The two Rocky Mountain Junior A Lacrosse League rivals are co-organizers of this year’s Canada’s junior A lacrosse championship in Calgary, only the fourth time Alberta has been the site of the four-team tournament. Almost all of the other Minto Cup tournaments in the trophy’s 117-year history have been held in and won by either Ontario or British Columbia.

“The time is close. I don’t know if it’s going to be our team this year, but an Alberta champion will be coming down the pike shortly,” Raiders general manager and head coach Andrew McBride said on Thursday. “It’s an inspirational story. Great success and great moments come from great opportunity and all we’ve done is put ourselves in a position where we have an opportunity to do something special.

“I’m really looking forward to the kids embracing the opportunity to play in front of their friends and family in their hometown.”

Calgary plays the Coquitlam Adanacs, representing British Columbia, in the first game of the tournament on Thursday night and Okotoks faces Ontario’s Brampton Excelsiors in the late game.

Governor-General Lord Minto donated the trophy in 1901 to be used as Canada’s amateur lacrosse championship in a challenge format. Teams that secretly paid their players began to play for the trophy almost immediately and by 1909, only professional teams were competing. Between 1925 and 1936, no one contested the Minto Cup and in 1937 it was reintroduced as Canada’s junior A championship.

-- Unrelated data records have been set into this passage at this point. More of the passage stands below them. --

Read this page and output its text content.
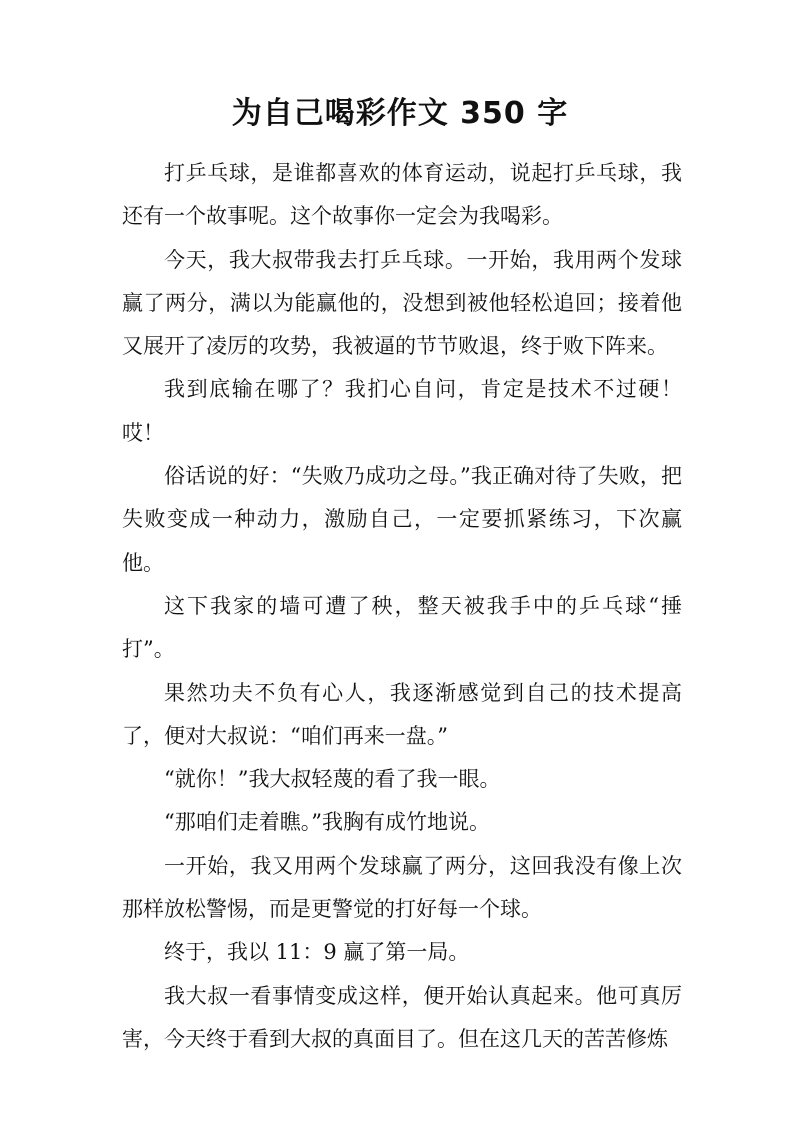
为自己喝彩作文 350 字

打乒乓球，是谁都喜欢的体育运动，说起打乒乓球，我还有一个故事呢。这个故事你一定会为我喝彩。

今天，我大叔带我去打乒乓球。一开始，我用两个发球赢了两分，满以为能赢他的，没想到被他轻松追回；接着他又展开了凌厉的攻势，我被逼的节节败退，终于败下阵来。

我到底输在哪了？我扪心自问，肯定是技术不过硬！哎！

俗话说的好：“失败乃成功之母。”我正确对待了失败，把失败变成一种动力，激励自己，一定要抓紧练习，下次赢他。

这下我家的墙可遭了秧，整天被我手中的乒乓球“捶打”。

果然功夫不负有心人，我逐渐感觉到自己的技术提高了，便对大叔说：“咱们再来一盘。”

“就你！”我大叔轻蔑的看了我一眼。

“那咱们走着瞧。”我胸有成竹地说。

一开始，我又用两个发球赢了两分，这回我没有像上次那样放松警惕，而是更警觉的打好每一个球。

终于，我以 11：9 赢了第一局。

我大叔一看事情变成这样，便开始认真起来。他可真厉害，今天终于看到大叔的真面目了。但在这几天的苦苦修炼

The Montreal Shamrocks won six of the first seven Minto Cups in the confusing semi-professional era, but since their previous championship in 1907, a team from either Ontario or British Columbia has won it every time. Teams from Alberta only began competing in the Minto Cup in 2003, with the province hosting it in 2005 (Edmonton), 2008 (Calgary), and 2011 (Calgary).

Joe Vetere, the Mountaineers' head coach, was born and raised in Calgary. He’s seen lacrosse grow in Alberta over the past 20 years. If either the Mountaineers or Raiders win a Minto Cup, he believes it would take the sport to even greater heights in the province.

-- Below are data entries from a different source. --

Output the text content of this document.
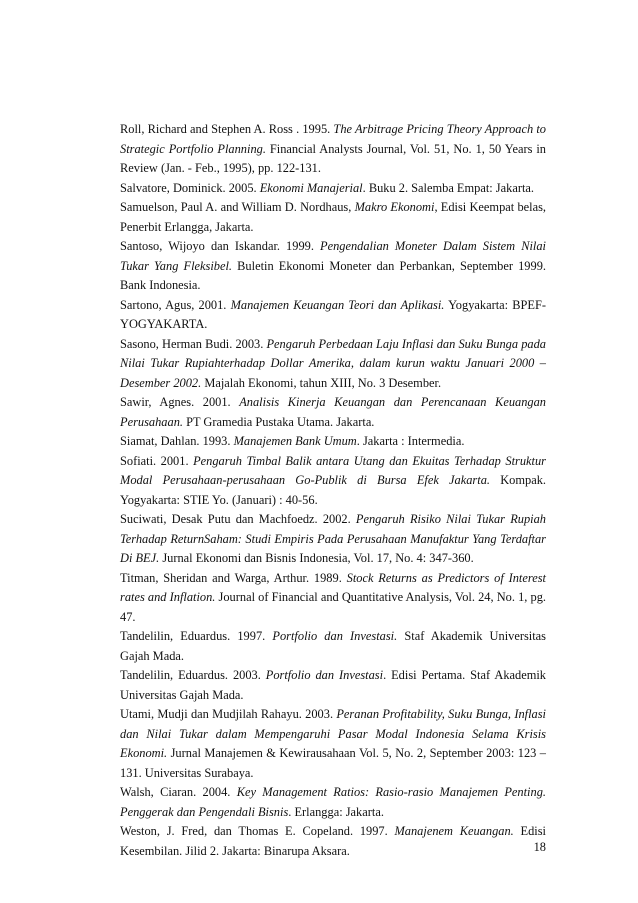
Roll, Richard and Stephen A. Ross . 1995. The Arbitrage Pricing Theory Approach to Strategic Portfolio Planning. Financial Analysts Journal, Vol. 51, No. 1, 50 Years in Review (Jan. - Feb., 1995), pp. 122-131.

Salvatore, Dominick. 2005. Ekonomi Manajerial. Buku 2. Salemba Empat: Jakarta.

Samuelson, Paul A. and William D. Nordhaus, Makro Ekonomi, Edisi Keempat belas, Penerbit Erlangga, Jakarta.

Santoso, Wijoyo dan Iskandar. 1999. Pengendalian Moneter Dalam Sistem Nilai Tukar Yang Fleksibel. Buletin Ekonomi Moneter dan Perbankan, September 1999. Bank Indonesia.

Sartono, Agus, 2001. Manajemen Keuangan Teori dan Aplikasi. Yogyakarta: BPEF-YOGYAKARTA.

Sasono, Herman Budi. 2003. Pengaruh Perbedaan Laju Inflasi dan Suku Bunga pada Nilai Tukar Rupiahterhadap Dollar Amerika, dalam kurun waktu Januari 2000 – Desember 2002. Majalah Ekonomi, tahun XIII, No. 3 Desember.

Sawir, Agnes. 2001. Analisis Kinerja Keuangan dan Perencanaan Keuangan Perusahaan. PT Gramedia Pustaka Utama. Jakarta.

Siamat, Dahlan. 1993. Manajemen Bank Umum. Jakarta : Intermedia.

Sofiati. 2001. Pengaruh Timbal Balik antara Utang dan Ekuitas Terhadap Struktur Modal Perusahaan-perusahaan Go-Publik di Bursa Efek Jakarta. Kompak. Yogyakarta: STIE Yo. (Januari) : 40-56.

Suciwati, Desak Putu dan Machfoedz. 2002. Pengaruh Risiko Nilai Tukar Rupiah Terhadap ReturnSaham: Studi Empiris Pada Perusahaan Manufaktur Yang Terdaftar Di BEJ. Jurnal Ekonomi dan Bisnis Indonesia, Vol. 17, No. 4: 347-360.

Titman, Sheridan and Warga, Arthur. 1989. Stock Returns as Predictors of Interest rates and Inflation. Journal of Financial and Quantitative Analysis, Vol. 24, No. 1, pg. 47.

Tandelilin, Eduardus. 1997. Portfolio dan Investasi. Staf Akademik Universitas Gajah Mada.

Tandelilin, Eduardus. 2003. Portfolio dan Investasi. Edisi Pertama. Staf Akademik Universitas Gajah Mada.

Utami, Mudji dan Mudjilah Rahayu. 2003. Peranan Profitability, Suku Bunga, Inflasi dan Nilai Tukar dalam Mempengaruhi Pasar Modal Indonesia Selama Krisis Ekonomi. Jurnal Manajemen & Kewirausahaan Vol. 5, No. 2, September 2003: 123 – 131. Universitas Surabaya.

Walsh, Ciaran. 2004. Key Management Ratios: Rasio-rasio Manajemen Penting. Penggerak dan Pengendali Bisnis. Erlangga: Jakarta.

Weston, J. Fred, dan Thomas E. Copeland. 1997. Manajenem Keuangan. Edisi Kesembilan. Jilid 2. Jakarta: Binarupa Aksara.	18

“It’s growing and we’re getting better and everybody’s contributing,” said Vetere, who pointed to the 2016 Minto Cup as an example of Alberta’s growth as a lacrosse power. That year, the Mountaineers beat a team from both Ontario and British Columbia in the same event for the first time in history.

“We have a lot of coaches and ex-players that are coming back and helping build programs and help coach and develop the youth to the point that we’re competing on a regular basis at the national championships.”

The St. Albert Miners, from just outside Edmonton, have won two straight President’s Cups as Canada’s best senior B team. Alberta’s midget provincial team won the national championship crown last year for the first time.

McBride, who grew up in Ladner, B.C., and played his junior lacrosse for Coquitlam, is confident a team from Alberta will break the jinx. He played 12 seasons with the Calgary Roughnecks of the professional National Lacrosse League. He and Vetere both credit the NLL franchise – purchased by the NHL’s Calgary Flames in 2011 – with the growth of the sport in Alberta.

“The skill level has caught up. We’re as skilled as Ontario or B.C. now. The coaching’s catching up, the competition is catching up,” McBride said. “It’s just having that realization and that belief that we can win. There’s no reason that an Alberta team can’t win, it’s just a game of lacrosse. We just need to go out there and play our best game of lacrosse.”